To minimize these fights over nuclear power in a society where people are deeply sympathetic to victims of atomic energy, the government has taken a two-pronged approach. First, it has worked tirelessly with the regional utilities to map out villages and towns that are the best locations for plants, according to the utilities’ needs. Bureaucrats within MITI (the Ministry of International Trade and Industry, which became METI, the Ministry of Economy, Trade, and Industry, as of 2001) provided funding for geographical and demographic surveys of potential grounds. Power companies have often targeted rural, depopulated coastal communities, where the population of local fishermen are declining. But, while legitimate criteria, such as distance from high-population areas, shock-resistant bedrock, and access to cooling water, have played a role in such plant site selections, the inability of the local population to coordinate anti-nuclear mobilization has often been the dominant factor.


Second, the government has created an extensive framework of policy instruments to manage and dampen anti-nuclear contestation. Where the Japanese authorities have been content to use standard, Weberian tools against anti-facility movements in other areas—such as dam construction and airport building—they have never resorted to land-expropriation in struggles over nuclear power plants, despite clear legal precedent for them to do so.
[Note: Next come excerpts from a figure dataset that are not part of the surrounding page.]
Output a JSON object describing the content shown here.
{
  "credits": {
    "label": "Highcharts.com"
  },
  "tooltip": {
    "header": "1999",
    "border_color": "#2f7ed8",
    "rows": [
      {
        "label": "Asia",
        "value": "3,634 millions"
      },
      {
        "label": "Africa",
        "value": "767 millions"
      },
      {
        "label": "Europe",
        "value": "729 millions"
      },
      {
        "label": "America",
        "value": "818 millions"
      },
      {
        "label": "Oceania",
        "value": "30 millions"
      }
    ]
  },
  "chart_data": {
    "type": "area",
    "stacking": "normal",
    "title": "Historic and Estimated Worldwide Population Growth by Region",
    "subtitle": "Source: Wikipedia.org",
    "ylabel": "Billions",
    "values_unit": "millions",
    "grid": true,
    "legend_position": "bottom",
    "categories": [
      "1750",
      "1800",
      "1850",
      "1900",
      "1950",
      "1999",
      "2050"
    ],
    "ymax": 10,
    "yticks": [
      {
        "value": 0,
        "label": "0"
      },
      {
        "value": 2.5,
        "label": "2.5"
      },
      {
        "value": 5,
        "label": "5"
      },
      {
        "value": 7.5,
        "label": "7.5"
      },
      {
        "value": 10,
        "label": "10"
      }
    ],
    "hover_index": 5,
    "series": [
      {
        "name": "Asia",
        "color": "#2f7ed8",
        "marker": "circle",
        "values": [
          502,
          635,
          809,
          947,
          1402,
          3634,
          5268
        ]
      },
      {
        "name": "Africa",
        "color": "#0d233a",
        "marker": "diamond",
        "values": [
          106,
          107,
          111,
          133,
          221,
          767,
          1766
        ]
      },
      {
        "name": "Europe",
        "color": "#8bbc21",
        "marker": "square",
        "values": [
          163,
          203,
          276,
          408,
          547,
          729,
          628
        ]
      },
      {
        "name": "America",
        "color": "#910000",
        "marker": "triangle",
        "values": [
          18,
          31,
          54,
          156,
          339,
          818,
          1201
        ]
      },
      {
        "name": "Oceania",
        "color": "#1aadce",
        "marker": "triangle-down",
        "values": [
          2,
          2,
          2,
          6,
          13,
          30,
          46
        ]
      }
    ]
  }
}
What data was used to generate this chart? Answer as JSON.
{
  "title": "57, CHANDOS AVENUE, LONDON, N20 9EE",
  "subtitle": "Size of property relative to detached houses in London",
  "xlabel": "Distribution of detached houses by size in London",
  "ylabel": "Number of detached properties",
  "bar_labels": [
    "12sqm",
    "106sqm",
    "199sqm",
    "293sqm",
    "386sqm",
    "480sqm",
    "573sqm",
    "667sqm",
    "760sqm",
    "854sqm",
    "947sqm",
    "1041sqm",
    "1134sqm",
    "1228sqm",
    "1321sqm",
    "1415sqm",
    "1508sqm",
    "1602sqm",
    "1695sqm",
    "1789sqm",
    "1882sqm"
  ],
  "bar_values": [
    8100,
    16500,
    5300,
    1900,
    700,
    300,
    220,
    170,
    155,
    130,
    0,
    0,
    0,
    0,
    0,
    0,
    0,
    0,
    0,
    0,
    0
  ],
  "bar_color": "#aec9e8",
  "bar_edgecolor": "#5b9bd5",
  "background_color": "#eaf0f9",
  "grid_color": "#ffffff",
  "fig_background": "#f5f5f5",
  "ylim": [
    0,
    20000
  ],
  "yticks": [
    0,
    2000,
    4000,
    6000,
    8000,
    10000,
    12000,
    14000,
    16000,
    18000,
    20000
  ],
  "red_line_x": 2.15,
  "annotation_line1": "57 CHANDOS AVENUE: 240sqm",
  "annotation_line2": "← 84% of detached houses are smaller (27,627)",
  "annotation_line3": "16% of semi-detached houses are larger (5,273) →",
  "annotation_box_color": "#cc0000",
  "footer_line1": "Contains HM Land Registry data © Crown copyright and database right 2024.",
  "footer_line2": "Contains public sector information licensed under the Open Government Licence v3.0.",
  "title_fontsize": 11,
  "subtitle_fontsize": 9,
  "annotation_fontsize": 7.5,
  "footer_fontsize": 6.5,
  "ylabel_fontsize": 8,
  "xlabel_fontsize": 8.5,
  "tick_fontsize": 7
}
Rather, the government has created a series of hard- and soft-control tools alongside deep incentives for communities willing to take on nuclear reactors. For example, students in Japanese middle schools may take science courses emphasizing the safety and necessity of nuclear power plants, with curricula written by government bureaucrats rather than teachers. Farmers and fishermen in these communities are regularly offered jobs at government-sponsored facilities to compensate for signing away sea rights in the surrounding fishing area. To further assuage the resistance that fishermen and farmers have shown in the past (because of concerns over “nuclear blight”—potential customers avoiding crops or fish because of fears of nuclear contamination), the government sponsors a yearly fair in Yokohama, in which only communities that host nuclear power plants can display and sell their goods. Finally, the government has created a monumental program called The Three Power Source Development Laws (Dengen Sanpō), which funnels roughly $20 million per year to acquiescent host communities. The money—which comes not from the politically vulnerable and annually vetted budget, but, instead, from an invisible tax on all electricity use across the nation—purchases roads, buildings, job re-training, medical facilities, and good will. In these far-flung rural communities that are, by and large, dying through depopulation and aging, these funds can provide vital support.

Japan’s choices—to sway public opinion through subsidies, social control tools, and manipulation—have left little room for public debate on the issue of nuclear power. The local residents—whom we see bearing the heaviest burden of the ongoing crisis in Fukushima and who have been exposed to radiation by past accidents at the Monju FBR, the fatal accident at Tokaimura, and elsewhere—are seen not as partners, but as targets for policy tools. A plan-rational approach, as Chalmers Johnson might have called it, has placed reactors in areas vulnerable to the threat of tsunami and pushed rural communities into dependence on the economic side payments which accompany these facilities. Now, as Japan struggles to avert catastrophe, it is the time for a real discussion between civil society and state over the future of nuclear power.

Daniel P. Aldrich is assistant professor of political science at Purdue University and author of the 2010 book SITE FIGHTS: Divisive Facilities and Civil Society in Japan and the West (Cornell University Press).